Using a couple of empty beverage cans, you can make a lightweight and functional camp stove. Useful for survival situations, backpacking expeditions, or just impressing your pyromaniac friends!
If you are having trouble keeping the stove lit, you can make a windscreen for it as well.
Thanks to Sam for demonstrating the project for this Instructable.
"Submitted by Ace Monster Toys Hackerspace in Oakland, CA for the Instructables Sponsorship Program"
Step 1: Tools & Materials
* 2 aluminum cans
* blocks of scrap wood (one approx 3/4" thick + a few thinner ones)
* razor blade
* pushpin or two
* old Phillips screwdriver
* pliers, needle nose if you have them
* one penny
* liquid camp fuel (e.g. white gas or perhaps methanol -- isopropyl alcohol won't quite work)
Step 2: Make Beverage Can Cutting Jig
First, we want to assemble a jig for cutting the beverage cans in a straight line all the way around. In a pinch, you can just use scissors (that you don't mind getting dull!), aviation snips, a survival knife, etc., but things are easier if you get a nice clean cut.
The jig is basically a razor blade held into place onto the top part of a block of scrap wood with push pins/screws. You need two different thicknesses here: we used 3/4" for the burner (top) part and 1 1/8" for the body (bottom) part of the stove. Our piece of wood was 3/4" thick, and we had a few thin bits to put under it in order to get more thickness for the second part.
Be very careful with this part, and with cutting the cans in general. Metal can be very sharp!
Step 3: Cut the Cans
The next step is to cut the bottoms off of the two beverage cans to make the two parts of the stove. As previously mentioned the top part of the stove (burner) is approx 3/4", while the bottom part (body) is a bit bigger than that (approx 1 1/8").
Use the jig from Step 2 (or snips etc. as previously mentioned) to carefully cut the cans cross wise.
Use your thumbs to carefully push in the top part of the can to separate the metal where you have scored it with the razor.
After cutting the cans, burnish the sharp edges with a screwdriver, file, or just use sandpaper to sand them.
Step 4: Prepare the Burner
The smaller 3/4" tall can piece will become the stove's burner.
Using a pushpin, make six small holes around the perimeter of the base of the 3/4" can piece. Having them evenly spaced is nice and improves the stove a little, but it is mostly aesthetic. it is important for the holes to be on the side as that helps heat the outer can which then heats the fuel.

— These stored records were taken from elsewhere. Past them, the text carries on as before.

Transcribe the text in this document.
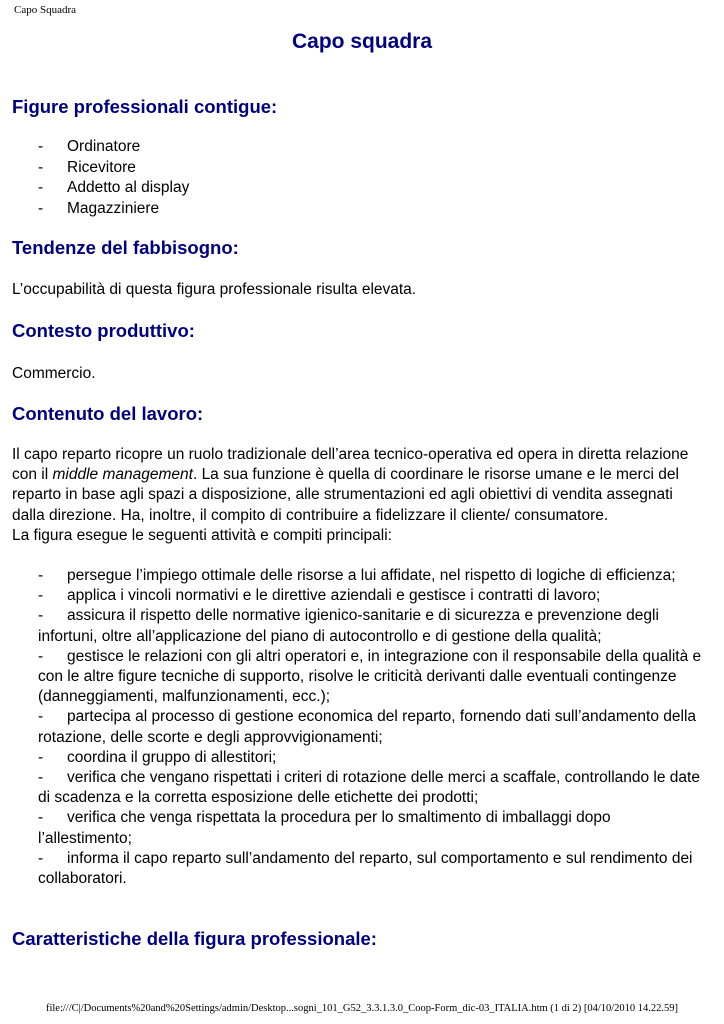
Capo Squadra
Capo squadra
Figure professionali contigue:
- Ordinatore
- Ricevitore
- Addetto al display
- Magazziniere
Tendenze del fabbisogno:

L’occupabilità di questa figura professionale risulta elevata.

Contesto produttivo:

Commercio.

Contenuto del lavoro:

Il capo reparto ricopre un ruolo tradizionale dell’area tecnico-operativa ed opera in diretta relazione con il middle management. La sua funzione è quella di coordinare le risorse umane e le merci del reparto in base agli spazi a disposizione, alle strumentazioni ed agli obiettivi di vendita assegnati dalla direzione. Ha, inoltre, il compito di contribuire a fidelizzare il cliente/ consumatore.
La figura esegue le seguenti attività e compiti principali:

- persegue l’impiego ottimale delle risorse a lui affidate, nel rispetto di logiche di efficienza;
- applica i vincoli normativi e le direttive aziendali e gestisce i contratti di lavoro;
- assicura il rispetto delle normative igienico-sanitarie e di sicurezza e prevenzione degli infortuni, oltre all’applicazione del piano di autocontrollo e di gestione della qualità;
- gestisce le relazioni con gli altri operatori e, in integrazione con il responsabile della qualità e con le altre figure tecniche di supporto, risolve le criticità derivanti dalle eventuali contingenze (danneggiamenti, malfunzionamenti, ecc.);
- partecipa al processo di gestione economica del reparto, fornendo dati sull’andamento della rotazione, delle scorte e degli approvvigionamenti;
- coordina il gruppo di allestitori;
- verifica che vengano rispettati i criteri di rotazione delle merci a scaffale, controllando le date di scadenza e la corretta esposizione delle etichette dei prodotti;
- verifica che venga rispettata la procedura per lo smaltimento di imballaggi dopo l’allestimento;
- informa il capo reparto sull’andamento del reparto, sul comportamento e sul rendimento dei collaboratori.
Caratteristiche della figura professionale:
file:///C|/Documents%20and%20Settings/admin/Desktop...sogni_101_G52_3.3.1.3.0_Coop-Form_dic-03_ITALIA.htm (1 di 2) [04/10/2010 14.22.59]
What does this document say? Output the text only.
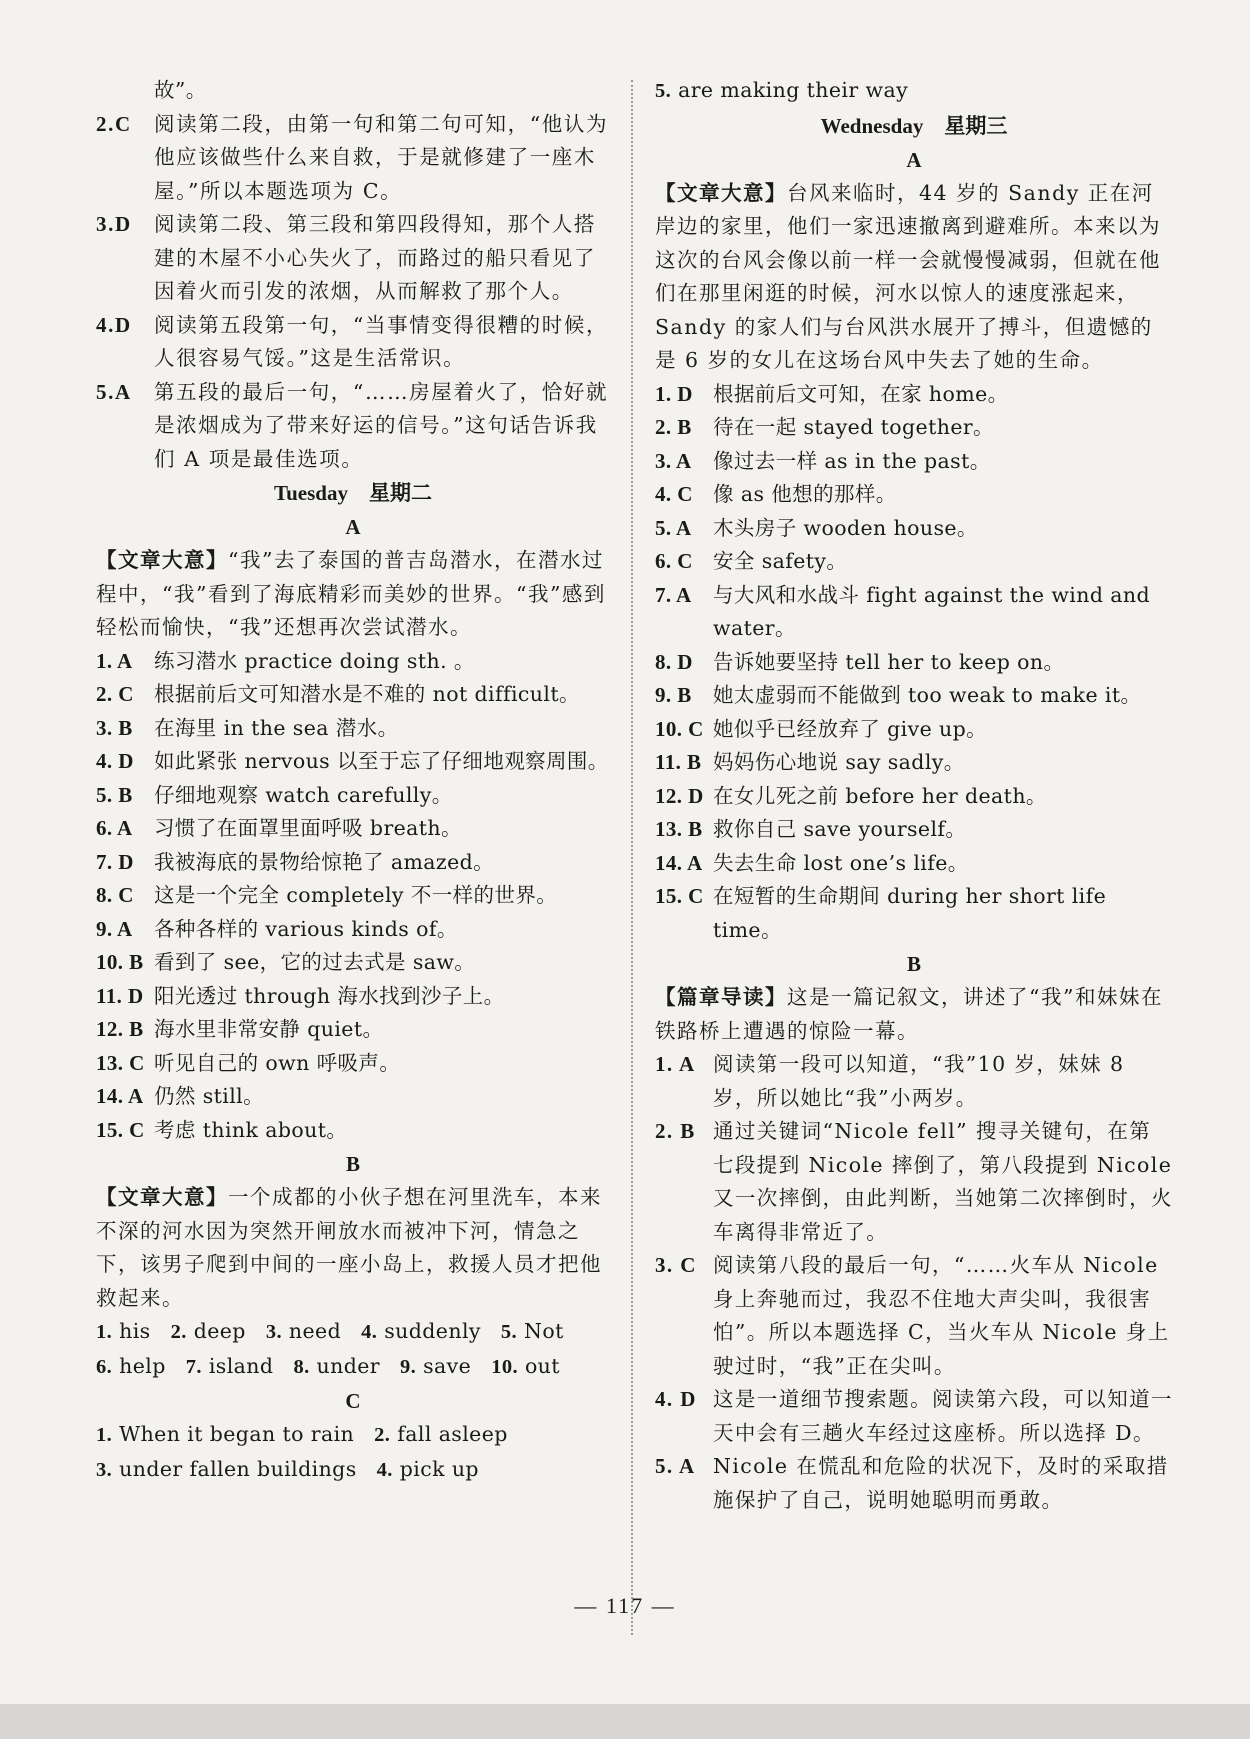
故”。
2.C	阅读第二段，由第一句和第二句可知，“他认为他应该做些什么来自救，于是就修建了一座木屋。”所以本题选项为 C。
3.D	阅读第二段、第三段和第四段得知，那个人搭建的木屋不小心失火了，而路过的船只看见了因着火而引发的浓烟，从而解救了那个人。
4.D	阅读第五段第一句，“当事情变得很糟的时候，人很容易气馁。”这是生活常识。
5.A	第五段的最后一句，“……房屋着火了，恰好就是浓烟成为了带来好运的信号。”这句话告诉我们 A 项是最佳选项。
Tuesday　星期二
A
【文章大意】“我”去了泰国的普吉岛潜水，在潜水过程中，“我”看到了海底精彩而美妙的世界。“我”感到轻松而愉快，“我”还想再次尝试潜水。
1. A	练习潜水 practice doing sth. 。
2. C 根据前后文可知潜水是不难的 not difficult。
3. B	在海里 in the sea 潜水。
4. D 如此紧张 nervous 以至于忘了仔细地观察周围。
5. B	仔细地观察 watch carefully。
6. A	习惯了在面罩里面呼吸 breath。
7. D 我被海底的景物给惊艳了 amazed。
8. C 这是一个完全 completely 不一样的世界。
9. A	各种各样的 various kinds of。
10. B 看到了 see，它的过去式是 saw。
11. D 阳光透过 through 海水找到沙子上。
12. B 海水里非常安静 quiet。
13. C 听见自己的 own 呼吸声。
14. A 仍然 still。
15. C 考虑 think about。
B
【文章大意】一个成都的小伙子想在河里洗车，本来不深的河水因为突然开闸放水而被冲下河，情急之下，该男子爬到中间的一座小岛上，救援人员才把他救起来。
1. his 2. deep 3. need 4. suddenly 5. Not
6. help 7. island 8. under 9. save 10. out
C
1. When it began to rain 2. fall asleep
3. under fallen buildings 4. pick up
5. are making their way
Wednesday　星期三
A
【文章大意】台风来临时，44 岁的 Sandy 正在河岸边的家里，他们一家迅速撤离到避难所。本来以为这次的台风会像以前一样一会就慢慢减弱，但就在他们在那里闲逛的时候，河水以惊人的速度涨起来，Sandy 的家人们与台风洪水展开了搏斗，但遗憾的是 6 岁的女儿在这场台风中失去了她的生命。
1. D 根据前后文可知，在家 home。
2. B	待在一起 stayed together。
3. A	像过去一样 as in the past。
4. C 像 as 他想的那样。
5. A	木头房子 wooden house。
6. C 安全 safety。
7. A	与大风和水战斗 fight against the wind and water。
8. D 告诉她要坚持 tell her to keep on。
9. B	她太虚弱而不能做到 too weak to make it。
10. C 她似乎已经放弃了 give up。
11. B 妈妈伤心地说 say sadly。
12. D 在女儿死之前 before her death。
13. B 救你自己 save yourself。
14. A 失去生命 lost one’s life。
15. C 在短暂的生命期间 during her short life time。
B
【篇章导读】这是一篇记叙文，讲述了“我”和妹妹在铁路桥上遭遇的惊险一幕。
1. A 阅读第一段可以知道，“我”10 岁，妹妹 8 岁，所以她比“我”小两岁。
2. B 通过关键词“Nicole fell” 搜寻关键句，在第七段提到 Nicole 摔倒了，第八段提到 Nicole 又一次摔倒，由此判断，当她第二次摔倒时，火车离得非常近了。
3. C 阅读第八段的最后一句，“……火车从 Nicole 身上奔驰而过，我忍不住地大声尖叫，我很害怕”。所以本题选择 C，当火车从 Nicole 身上驶过时，“我”正在尖叫。
4. D 这是一道细节搜索题。阅读第六段，可以知道一天中会有三趟火车经过这座桥。所以选择 D。
5. A Nicole 在慌乱和危险的状况下，及时的采取措施保护了自己，说明她聪明而勇敢。
— 117 —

Next make the single center hole, make a pilot hole with a push pin and expand it with a screwdriver or whatever else you have to hand. it should be about a quarter of an inch in diameter, but bigger is fine too.
next, make larger holes around the edge one under each of the first six holes. a phillips screwdriver also works for this, but be careful not to make them too big. It is important not to disturb the top edge of the can, as that is what will make the seal with the second can. crimp the can edge to the inside at twelve evenly spaced points, one for each of the holes (this will also get the aluminum bits at the edge of the hole out of the way) and one in between each hole. A nice crenelated edge results.

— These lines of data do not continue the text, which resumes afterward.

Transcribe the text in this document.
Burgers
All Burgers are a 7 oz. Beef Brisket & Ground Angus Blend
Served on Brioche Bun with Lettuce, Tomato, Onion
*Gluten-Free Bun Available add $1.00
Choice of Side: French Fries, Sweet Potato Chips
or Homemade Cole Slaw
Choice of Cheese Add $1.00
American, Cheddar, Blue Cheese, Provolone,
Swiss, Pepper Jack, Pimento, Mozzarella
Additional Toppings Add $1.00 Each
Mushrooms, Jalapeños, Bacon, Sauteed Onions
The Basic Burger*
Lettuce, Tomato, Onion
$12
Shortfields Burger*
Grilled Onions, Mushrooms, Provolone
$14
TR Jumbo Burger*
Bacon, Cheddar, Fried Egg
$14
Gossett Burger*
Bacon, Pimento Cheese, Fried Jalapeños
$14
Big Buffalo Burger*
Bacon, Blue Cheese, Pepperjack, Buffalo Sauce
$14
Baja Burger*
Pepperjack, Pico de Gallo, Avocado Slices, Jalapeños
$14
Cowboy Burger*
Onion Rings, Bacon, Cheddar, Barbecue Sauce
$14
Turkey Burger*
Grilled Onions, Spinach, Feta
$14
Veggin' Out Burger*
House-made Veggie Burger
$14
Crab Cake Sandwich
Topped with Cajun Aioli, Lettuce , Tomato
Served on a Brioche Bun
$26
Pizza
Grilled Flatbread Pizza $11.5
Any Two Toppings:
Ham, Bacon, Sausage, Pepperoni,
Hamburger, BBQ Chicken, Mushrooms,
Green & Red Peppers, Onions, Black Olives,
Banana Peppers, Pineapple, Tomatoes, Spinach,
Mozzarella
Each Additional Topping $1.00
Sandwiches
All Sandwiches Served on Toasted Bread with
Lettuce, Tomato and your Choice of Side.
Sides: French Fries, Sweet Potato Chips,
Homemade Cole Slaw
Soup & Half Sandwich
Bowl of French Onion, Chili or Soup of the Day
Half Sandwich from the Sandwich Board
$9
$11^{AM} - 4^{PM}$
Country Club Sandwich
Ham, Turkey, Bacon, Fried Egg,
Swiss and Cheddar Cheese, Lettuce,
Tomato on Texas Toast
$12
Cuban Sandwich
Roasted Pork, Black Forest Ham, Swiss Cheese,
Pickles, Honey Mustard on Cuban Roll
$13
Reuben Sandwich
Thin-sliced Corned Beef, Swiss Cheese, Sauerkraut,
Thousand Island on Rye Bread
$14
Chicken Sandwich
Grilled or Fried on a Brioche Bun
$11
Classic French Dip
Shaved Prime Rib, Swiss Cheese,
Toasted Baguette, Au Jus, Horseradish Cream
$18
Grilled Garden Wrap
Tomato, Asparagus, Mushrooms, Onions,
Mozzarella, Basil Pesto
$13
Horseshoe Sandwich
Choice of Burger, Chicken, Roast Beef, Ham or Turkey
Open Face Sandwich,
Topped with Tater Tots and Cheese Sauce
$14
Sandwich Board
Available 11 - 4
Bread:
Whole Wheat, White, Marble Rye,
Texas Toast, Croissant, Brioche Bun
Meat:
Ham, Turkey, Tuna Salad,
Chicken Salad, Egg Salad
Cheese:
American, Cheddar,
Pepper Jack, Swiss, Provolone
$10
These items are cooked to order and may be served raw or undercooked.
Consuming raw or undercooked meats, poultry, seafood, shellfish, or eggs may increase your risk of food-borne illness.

Step 5: Assemble the Stove
We are now ready to put the two can pieces together. Insert the smaller burner piece into the larger body. with the bottom of the can facing upward. It is important to push the pieces together evenly.
Step 6: Prime and Light the Stove
In order for the stove to get working, it has to be primed with fuel. The idea is that the fuel gets heated up, which produces vapor which can then be lit.
First, put the penny over the large hole in the center of the burner.
Next, pour fuel in to the little cup formed by the bottom of the can (this area is used as an approximate measure here). Push the penny aside, which causes the fuel to drop down into the bottom cup. Leave a small amount of fuel in the outer rim which you will light to prime the stove.
Eventually, the outside of case is heated up by the burning priming fuel, which in turn vaporizes fuel inside the bottom cup.
After priming, the jets will fire up. The penny acts as pressure valve… (you could also use a nickel which will cause the flames to be higher, but the efficiency of the stove suffers). Periodically, the stove will "burp" the penny to release pressure inside the stove.
At this stage, look for leaks between the jets.. if the two pieces of the stove are not sealed properly, you may have to adjust the crimped bits and/or try again.
If you have to break camp in a hurry and want to burn off the remaining fuel, quickly move the penny off of the hole (with a knife or stick or something -- be careful!) and the fuel will burn off.
If you are using this in snow, you could cut another bottom can and use it to elevate the stove higher and insulate the stove from underneath.